Pour Doudou Wade, ancien président du groupe parlementaire des Libéraux, interrogé par Wal fadjri, cette mesure est « incohérente » et relève d’une « mal gouvernance » : « Cela ne sert à rien d’exiger une déclaration à l’entrée dans la fonction si on ne l’exige pas à la sortie. »

L'interlocuteur du journal rappelle que l’ex-président Macky Sall, entré en fonction en 2012, n’avait pas déclaré son patrimoine, la loi ayant été adoptée en 2014 : « Par conséquent, il est resté 12 ans au pouvoir sans que cette loi ne lui soit appliquée. »

Un appel à amender le texte

L'ex-parlementaire exhorte les députés à rétablir cette obligation pour le chef de l’État : « Dans l’annexe de la loi, la première personne mentionnée parmi les assujettis est le président. Il doit être un exemple. Sinon, demain, n’importe quel ministre pourrait s’y soustraire. »

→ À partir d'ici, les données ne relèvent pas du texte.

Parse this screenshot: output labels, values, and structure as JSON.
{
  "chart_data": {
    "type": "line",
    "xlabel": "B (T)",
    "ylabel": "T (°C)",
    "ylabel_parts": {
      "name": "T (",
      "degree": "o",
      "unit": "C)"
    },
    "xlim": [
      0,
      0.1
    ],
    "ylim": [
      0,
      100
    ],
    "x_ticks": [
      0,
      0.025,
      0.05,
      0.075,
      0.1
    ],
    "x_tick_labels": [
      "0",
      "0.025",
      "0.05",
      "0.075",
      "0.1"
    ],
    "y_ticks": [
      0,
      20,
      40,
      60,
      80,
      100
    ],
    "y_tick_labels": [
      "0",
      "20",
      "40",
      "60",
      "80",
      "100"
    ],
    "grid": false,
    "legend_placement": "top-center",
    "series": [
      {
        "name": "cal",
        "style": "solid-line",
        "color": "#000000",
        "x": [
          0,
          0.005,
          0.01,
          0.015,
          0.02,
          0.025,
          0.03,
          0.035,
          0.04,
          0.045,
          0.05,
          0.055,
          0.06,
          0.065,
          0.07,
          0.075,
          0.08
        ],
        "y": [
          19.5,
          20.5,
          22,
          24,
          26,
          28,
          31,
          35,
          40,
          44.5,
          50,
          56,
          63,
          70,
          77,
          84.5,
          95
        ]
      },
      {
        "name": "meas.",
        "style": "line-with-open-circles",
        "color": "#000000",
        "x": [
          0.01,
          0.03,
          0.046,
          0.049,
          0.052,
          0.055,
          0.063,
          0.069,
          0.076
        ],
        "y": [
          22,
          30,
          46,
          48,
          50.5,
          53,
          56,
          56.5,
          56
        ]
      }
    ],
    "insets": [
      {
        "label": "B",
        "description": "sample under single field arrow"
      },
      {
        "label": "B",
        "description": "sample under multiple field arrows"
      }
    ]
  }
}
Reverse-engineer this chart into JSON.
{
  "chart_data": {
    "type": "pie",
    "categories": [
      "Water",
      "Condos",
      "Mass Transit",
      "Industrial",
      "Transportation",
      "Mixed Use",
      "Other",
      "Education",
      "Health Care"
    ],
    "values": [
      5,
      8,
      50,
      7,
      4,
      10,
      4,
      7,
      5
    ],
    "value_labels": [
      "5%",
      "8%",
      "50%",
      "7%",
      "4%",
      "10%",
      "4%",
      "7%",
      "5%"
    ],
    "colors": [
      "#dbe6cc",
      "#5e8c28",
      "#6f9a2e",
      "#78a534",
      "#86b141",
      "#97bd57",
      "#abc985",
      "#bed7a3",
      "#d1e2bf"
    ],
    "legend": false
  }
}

La transparence comme principe non négociable

Il rappelle que le Sénégal s’est engagé, notamment via l’UEMOA, à respecter un code de transparence des finances publiques (2009) et des lois sur la bonne gouvernance (2013). L’article 107 de la Constitution exige déjà une déclaration en début de mandat ; l’exempter en fin de mandat serait, selon lui, « une régression ».

Des attentes envers Bassirou Diomaye Faye

Évoquant le slogan du Pastef « Jubb, Jubbel, Jubbanti », Doudou Wade invite le Président Faye à incarner pleinement ses engagements de campagne : « Les Sénégalais attendent qu’il soit exemplaire et cohérent en matière de contrôle de l’action publique.